432 In the Mystery of Holy Communion, Christ gives us his very self, his Body and Blood, as nourishment for our growth in the new life. At the Mystical Supper (Last Supper) Christ offered himself for us so that we might be able to offer our lives for our neighbour, as he offered his life (see Jn 13:34). Receiving Communion in the Lord’s Body and Blood, we receive a pledge of life eternal: “Those who eat my flesh and drink my blood have eternal life, and I will raise them up on the last day” (Jn 6:54). Partaking of the Body and Blood of Christ, we already have eternal life, the fullness of which will be revealed in the glorious second coming of Christ. “For since he bestowed on us his own image and his own spirit and we did not guard them, he took himself a share in our poor and weak nature, in order that he might cleanse us and make us incorruptible, and establish us once more as partakers of his divinity.”

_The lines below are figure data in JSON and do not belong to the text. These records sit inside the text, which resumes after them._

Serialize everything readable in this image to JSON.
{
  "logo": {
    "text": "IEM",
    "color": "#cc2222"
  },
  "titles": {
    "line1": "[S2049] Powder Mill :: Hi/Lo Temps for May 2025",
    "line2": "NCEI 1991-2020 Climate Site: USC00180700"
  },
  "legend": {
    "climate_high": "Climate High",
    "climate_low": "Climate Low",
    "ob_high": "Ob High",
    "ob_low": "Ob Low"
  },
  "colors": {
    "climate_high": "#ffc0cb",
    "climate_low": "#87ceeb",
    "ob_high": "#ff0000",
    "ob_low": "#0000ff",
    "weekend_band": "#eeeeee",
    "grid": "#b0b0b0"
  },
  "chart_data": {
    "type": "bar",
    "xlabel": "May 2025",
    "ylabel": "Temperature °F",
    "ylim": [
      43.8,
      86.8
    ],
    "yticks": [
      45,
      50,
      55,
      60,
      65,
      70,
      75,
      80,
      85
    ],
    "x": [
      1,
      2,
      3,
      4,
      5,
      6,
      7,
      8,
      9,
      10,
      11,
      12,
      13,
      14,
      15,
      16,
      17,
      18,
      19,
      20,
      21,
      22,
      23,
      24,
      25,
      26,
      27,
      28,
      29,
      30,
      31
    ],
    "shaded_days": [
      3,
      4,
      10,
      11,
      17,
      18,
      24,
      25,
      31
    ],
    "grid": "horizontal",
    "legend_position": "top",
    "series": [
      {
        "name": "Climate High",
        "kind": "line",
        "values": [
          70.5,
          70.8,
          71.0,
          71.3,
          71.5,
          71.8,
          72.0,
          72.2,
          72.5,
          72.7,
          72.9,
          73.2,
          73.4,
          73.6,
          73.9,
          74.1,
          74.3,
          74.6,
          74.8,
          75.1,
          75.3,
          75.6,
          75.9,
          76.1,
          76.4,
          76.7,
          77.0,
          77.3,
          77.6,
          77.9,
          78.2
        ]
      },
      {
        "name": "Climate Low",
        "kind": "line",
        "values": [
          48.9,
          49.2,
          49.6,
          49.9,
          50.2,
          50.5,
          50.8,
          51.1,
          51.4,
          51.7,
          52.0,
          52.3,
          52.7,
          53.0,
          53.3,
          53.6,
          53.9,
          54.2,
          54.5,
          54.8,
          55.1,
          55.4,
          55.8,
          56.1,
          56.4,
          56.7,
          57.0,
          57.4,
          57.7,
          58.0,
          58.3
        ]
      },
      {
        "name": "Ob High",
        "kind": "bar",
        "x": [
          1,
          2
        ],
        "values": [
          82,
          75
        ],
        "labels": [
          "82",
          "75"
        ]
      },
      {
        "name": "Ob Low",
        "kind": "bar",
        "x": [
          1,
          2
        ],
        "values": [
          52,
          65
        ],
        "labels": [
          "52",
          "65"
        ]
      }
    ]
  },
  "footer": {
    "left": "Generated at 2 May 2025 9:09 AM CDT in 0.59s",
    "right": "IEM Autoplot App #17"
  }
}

The Holy Eucharist most fully manifests and creates our communion both with God and with others. All who have communion with Christ become “one body in Christ, and individually we are members one of another” (Rom 12:5). In other words, we become one Church. “Because there is one [Eucharistic] bread, we who are many are one body [of Christ], for we all partake of the one bread” (1 Cor 10:17). We profess this same truth in the Anaphora of Saint Basil the Great when we ask God to “unite all of us who share in this one bread and cup with one another into the communion of the one Holy Spirit.” Saint John of Damascus teaches:

Participation is spoken of; for through it we partake of the divinity of Jesus. Communion, too, is spoken of, and it is an actual communion, because through it we have communion with Christ and share in his flesh and his divinity: [at same time] we have communion and are united with one another through it. For since we partake of one bread, we all become one body of Christ and one blood, and members one of another, being of one body with Christ.